Hayat, tüm parçalarını toparlayıp bir bütün oluşturmaya çalıştığımız yapbozdan farksız! Her bir parçasını ayrı emek ve çabayla ördüğümüz zorlu bir yolculuğun sonunda yine de eksik parçalar kalmaması mümkün olmuyor! Hayatımız eksiksiz bir yapboz mu, yoksa her ne kadar çabalasak da yine gözümüze takılan o eksik parça hep olacak mı bilmiyoruz… Bilmeden yaşamaya, bilmeden eksiksiz bir yapboz oluşturma çabasına devam ediyoruz!
Hani o yapbozda eksik bir parça kalır da gözümüz gidip gidip tam da oraya takılıverir! Kaybettiklerimizin yerini asla dolduramadığımız gibi… Hani bir boşluk vardır ve o boşluğa da uymayan bir parça! Ne kadar uğraşsan da o parça o boşluğa uymaz… Dolduramadığın her boşluk büyür büyür kocaman olur içinde! Yazmaya nereden başlayacağını bilemediğin gibi bu boşluğu da nasıl dolduracağını çoğu zaman bilemezsin. Kendi kendine kurduğun cümleler istersin ki hayat bulsun, nefes olsun… Ama dönüp dolaşıp öyle bir emek çıkmazına düşer ki yolun! Yalın ayak geriye yürürsün taşlı, tozlu, dikenli yolları. Geriye döndüğünde varacağın tek yerin bu emek çıkmazının ilk adımına olacağını bilmek de belki yolun dikeninden çok acıtır…
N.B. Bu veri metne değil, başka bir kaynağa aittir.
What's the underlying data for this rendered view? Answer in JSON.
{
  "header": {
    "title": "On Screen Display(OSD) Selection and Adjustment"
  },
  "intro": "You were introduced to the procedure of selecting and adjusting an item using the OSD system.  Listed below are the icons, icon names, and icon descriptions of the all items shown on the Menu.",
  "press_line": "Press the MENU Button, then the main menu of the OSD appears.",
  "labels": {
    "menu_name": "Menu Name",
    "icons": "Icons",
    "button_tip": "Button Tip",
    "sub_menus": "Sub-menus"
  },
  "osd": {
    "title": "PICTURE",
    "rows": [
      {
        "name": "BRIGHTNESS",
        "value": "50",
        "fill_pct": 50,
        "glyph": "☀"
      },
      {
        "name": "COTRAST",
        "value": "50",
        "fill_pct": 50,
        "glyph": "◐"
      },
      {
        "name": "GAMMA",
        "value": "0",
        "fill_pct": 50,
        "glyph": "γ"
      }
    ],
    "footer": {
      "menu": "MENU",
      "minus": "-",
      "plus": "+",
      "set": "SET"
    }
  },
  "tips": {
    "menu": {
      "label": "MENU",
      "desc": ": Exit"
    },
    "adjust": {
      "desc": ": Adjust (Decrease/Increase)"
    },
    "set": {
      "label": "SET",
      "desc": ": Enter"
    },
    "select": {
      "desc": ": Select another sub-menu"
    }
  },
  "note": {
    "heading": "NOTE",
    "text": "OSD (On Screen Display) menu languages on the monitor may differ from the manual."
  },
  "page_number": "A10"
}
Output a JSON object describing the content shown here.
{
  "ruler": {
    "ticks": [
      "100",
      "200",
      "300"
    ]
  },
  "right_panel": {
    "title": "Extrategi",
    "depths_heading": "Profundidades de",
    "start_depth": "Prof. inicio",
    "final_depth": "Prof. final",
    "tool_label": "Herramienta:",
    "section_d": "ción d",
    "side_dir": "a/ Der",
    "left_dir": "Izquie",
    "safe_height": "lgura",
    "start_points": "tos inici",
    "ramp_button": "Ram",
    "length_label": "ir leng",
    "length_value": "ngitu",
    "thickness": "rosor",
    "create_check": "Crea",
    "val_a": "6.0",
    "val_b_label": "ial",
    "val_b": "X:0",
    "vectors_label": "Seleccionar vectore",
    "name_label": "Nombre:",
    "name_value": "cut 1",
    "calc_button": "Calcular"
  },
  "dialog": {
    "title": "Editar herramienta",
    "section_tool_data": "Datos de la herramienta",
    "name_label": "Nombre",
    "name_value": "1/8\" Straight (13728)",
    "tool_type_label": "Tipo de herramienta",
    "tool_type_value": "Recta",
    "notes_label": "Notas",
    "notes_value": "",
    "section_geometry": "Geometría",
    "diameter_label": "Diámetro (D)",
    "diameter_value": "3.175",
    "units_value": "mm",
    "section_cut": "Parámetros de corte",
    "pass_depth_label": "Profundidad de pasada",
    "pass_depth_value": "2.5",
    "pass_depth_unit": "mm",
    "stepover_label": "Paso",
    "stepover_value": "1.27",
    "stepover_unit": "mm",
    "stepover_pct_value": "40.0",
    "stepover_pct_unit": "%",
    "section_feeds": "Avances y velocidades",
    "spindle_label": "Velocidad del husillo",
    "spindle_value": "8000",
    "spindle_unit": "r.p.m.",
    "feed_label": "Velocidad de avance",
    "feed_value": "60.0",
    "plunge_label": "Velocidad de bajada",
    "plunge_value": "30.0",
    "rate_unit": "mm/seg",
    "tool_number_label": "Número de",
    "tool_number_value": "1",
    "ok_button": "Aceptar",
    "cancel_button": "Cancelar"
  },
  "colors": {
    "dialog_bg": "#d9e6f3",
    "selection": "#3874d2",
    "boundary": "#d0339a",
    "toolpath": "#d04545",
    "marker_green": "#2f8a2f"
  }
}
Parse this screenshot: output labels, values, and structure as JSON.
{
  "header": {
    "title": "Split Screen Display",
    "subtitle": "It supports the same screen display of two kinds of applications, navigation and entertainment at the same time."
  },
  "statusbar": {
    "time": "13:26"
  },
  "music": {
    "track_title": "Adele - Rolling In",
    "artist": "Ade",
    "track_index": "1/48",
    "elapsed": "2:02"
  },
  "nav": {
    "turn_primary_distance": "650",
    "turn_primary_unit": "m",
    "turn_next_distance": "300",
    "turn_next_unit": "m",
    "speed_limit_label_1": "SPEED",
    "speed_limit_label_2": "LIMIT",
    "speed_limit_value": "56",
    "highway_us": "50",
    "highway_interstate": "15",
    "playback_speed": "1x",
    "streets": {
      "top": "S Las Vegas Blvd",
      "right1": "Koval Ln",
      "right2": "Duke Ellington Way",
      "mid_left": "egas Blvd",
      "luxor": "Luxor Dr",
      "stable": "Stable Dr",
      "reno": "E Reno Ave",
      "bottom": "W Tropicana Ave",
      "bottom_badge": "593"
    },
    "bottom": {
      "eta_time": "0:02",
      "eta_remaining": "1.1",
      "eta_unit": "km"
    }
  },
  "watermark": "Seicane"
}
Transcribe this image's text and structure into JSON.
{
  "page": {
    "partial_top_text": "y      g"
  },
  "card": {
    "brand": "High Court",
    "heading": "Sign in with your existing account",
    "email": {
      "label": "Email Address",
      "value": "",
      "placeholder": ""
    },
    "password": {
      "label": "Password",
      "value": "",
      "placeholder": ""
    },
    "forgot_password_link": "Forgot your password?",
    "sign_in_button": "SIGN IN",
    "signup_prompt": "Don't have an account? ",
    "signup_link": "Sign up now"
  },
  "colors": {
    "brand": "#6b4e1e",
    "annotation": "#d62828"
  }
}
Çocukken babamın bana bir yerden getirdiği eksik bir yapboz oyuncağı vardı. Nereden geldiğini bilmediğim ama eninde sonunda benim olan bu oyuncak yapboz plastikti ve tüm parçaları tak çıkar yapılabiliyor, o dikdörtgen bütün tamamlandığında ise her iki yüzeyinde arkalı önlü birer resim oluşuyordu. Yapbozla oynadıkça her ne kadar keyif alsam da gözüm hep o en üstteki eksik parçaya takılıyordu. Acaba nerede ve nasıl kaybolmuştu? Benden önce oynayan çocuk her kim ise onu neden kaybetmişti? Güzel olmasına rağmen artık parçası kayıp bir oyuncak olduğu için mi değersizleşmiş ve bir başka çocuğa oynasın diye verilmişti? Ama eksikti bu oyuncak! Bu soruları sorarken giderek eksik parçayı daha fazla “eksik” görür oldum. Sonra ben bunu tamamlayabilir miyim sorusuna geçtim. Ama nafile! Tamamlanması mümkün değildi çünkü o zengin bir çocuktan, çöpe gitmek yerine fakir bir çocuğun hayatına dahil olan bir oyuncaktı. Tamamlanması mümkün değildi! Ve çocuk kalbimde eksikliğini hissederek büyüdüğüm o oyuncak şimdi nerede ben de bilmiyorum… Ama eksikliğini unutmadım! Sanırım yaşamdaki bu gelir dengesizliği, bu uçurumlar var olduğu sürece unutmayacağım da…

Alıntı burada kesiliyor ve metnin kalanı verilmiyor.